No surprise here. Then there’s this:

I am an Emmy award-winning, documentary film producer with 30-plus years of experience on five continents. For the last two years I have been working in Europe and stuck in a hotel that has as its only English-language TV channel, BBC World. Fortunately, I have access via the Web to a far wider understanding of what’s going on in the world. I am more than appalled over BBC’s blatant and incessant propaganda; I am deeply concerned to the point of perhaps being, well, frightened. The BBC is clearly and unambiguously the most corrupt and dangerous English-language media force in the world today … Just one slice of the destruction: BBC’s propagandizing effect of fueling wider European anti-Americanism. There’s a whole lot of folks here on the Continent that think the BBC is the voice of great mid-Atlantic (read “objective, middle ground”) insight into what Americans are all about. Most people here are not so much aware that, yes, Americans and the BBC speak the same language, but that’s as far as it goes. So the propaganda, BBC propaganda, is parroted, and it spreads.

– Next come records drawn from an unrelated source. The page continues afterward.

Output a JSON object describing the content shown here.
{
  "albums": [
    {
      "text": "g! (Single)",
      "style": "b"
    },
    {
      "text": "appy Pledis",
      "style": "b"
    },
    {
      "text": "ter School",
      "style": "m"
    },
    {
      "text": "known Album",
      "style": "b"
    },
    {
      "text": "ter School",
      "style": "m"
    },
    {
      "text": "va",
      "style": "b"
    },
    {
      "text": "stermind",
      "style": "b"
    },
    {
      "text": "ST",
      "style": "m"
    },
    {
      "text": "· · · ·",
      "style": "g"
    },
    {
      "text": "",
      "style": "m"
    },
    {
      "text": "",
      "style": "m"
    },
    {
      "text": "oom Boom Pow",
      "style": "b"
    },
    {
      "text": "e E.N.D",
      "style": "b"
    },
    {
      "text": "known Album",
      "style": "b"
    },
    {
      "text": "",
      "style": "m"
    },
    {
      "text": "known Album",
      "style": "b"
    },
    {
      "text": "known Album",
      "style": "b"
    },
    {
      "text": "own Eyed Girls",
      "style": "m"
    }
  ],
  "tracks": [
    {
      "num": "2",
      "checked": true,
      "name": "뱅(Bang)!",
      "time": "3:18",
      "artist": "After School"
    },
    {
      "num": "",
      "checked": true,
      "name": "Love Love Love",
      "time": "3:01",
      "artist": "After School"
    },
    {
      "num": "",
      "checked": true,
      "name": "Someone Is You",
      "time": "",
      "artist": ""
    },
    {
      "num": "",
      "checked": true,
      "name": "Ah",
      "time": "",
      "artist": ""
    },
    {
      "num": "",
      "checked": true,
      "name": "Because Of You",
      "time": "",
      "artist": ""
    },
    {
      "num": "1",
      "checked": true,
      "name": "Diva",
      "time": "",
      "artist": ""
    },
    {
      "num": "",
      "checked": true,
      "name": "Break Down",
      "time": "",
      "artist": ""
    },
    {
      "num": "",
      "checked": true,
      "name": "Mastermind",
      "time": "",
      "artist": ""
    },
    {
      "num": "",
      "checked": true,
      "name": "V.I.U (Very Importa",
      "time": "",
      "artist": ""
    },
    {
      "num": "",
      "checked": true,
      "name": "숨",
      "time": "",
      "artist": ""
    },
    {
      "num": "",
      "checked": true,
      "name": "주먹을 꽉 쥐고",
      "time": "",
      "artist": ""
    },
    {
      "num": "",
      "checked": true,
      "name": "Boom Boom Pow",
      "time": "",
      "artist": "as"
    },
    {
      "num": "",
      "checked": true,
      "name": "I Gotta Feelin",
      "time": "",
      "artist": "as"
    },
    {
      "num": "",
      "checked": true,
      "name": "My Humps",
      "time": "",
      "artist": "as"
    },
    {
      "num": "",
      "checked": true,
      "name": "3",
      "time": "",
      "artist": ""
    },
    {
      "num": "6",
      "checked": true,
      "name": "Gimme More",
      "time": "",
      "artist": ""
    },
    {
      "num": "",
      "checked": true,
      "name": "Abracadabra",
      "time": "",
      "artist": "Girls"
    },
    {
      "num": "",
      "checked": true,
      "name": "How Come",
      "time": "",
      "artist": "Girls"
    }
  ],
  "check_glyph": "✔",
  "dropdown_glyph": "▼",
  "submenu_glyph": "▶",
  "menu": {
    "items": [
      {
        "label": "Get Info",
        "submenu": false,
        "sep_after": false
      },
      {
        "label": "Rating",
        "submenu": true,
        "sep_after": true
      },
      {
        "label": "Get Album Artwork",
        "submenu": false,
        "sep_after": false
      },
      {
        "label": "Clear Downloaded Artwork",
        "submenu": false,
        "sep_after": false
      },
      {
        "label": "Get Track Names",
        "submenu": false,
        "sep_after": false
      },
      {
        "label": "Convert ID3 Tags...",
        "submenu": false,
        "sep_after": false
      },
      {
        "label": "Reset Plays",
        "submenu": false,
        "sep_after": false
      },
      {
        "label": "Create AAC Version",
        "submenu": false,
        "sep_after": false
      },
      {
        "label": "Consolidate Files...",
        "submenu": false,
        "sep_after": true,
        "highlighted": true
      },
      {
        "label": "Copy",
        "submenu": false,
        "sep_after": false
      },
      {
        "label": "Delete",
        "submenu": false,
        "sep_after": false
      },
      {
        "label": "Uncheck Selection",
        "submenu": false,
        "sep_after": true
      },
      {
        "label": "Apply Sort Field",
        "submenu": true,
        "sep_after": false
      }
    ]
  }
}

Then the latest obscenity came with the capture and shooting in the head of American POWs:

Watching BBC World Service when this remarkable utterance was made in respect of the captured US soldiers – “In a war where public opinion is as important as what happens on the field of battle today saw a true public relations disaster.” Initially I agreed – openly parading your barabarism should clarify for everyone the nature of the Baathist regime – but it rapidly became evident that in the inverted moral universe of the BBC the public relations disaster they referred to was one that affected the Coalition and the US only – it was a PR disaster that these prisoners had been captured. That some of them had been obviously executed in cold blood and the rest were being put through a course in which the Iraqi intended to break every other Geneva convention with just this small group was not something that would reflect badly on the Iraqi’s – and anyway the Iraqi disinformation minister had said that they were being treated well.

It is important to remember, I think, that the war isn’t just between the West and Saddam. There’s also a political and ideological war within the West. The anti-war crowd have lost the argument about going to war; so they are determined to win the case during and after it. They want this war to be regarded as a disaster. And it’s up to the rest of us to fight back, expose them, and keep people focused on reality, not pro-Saddam and anti-Western spin. I need your help in this, so keep those press clips coming. Blogs are another weapon. We should use them.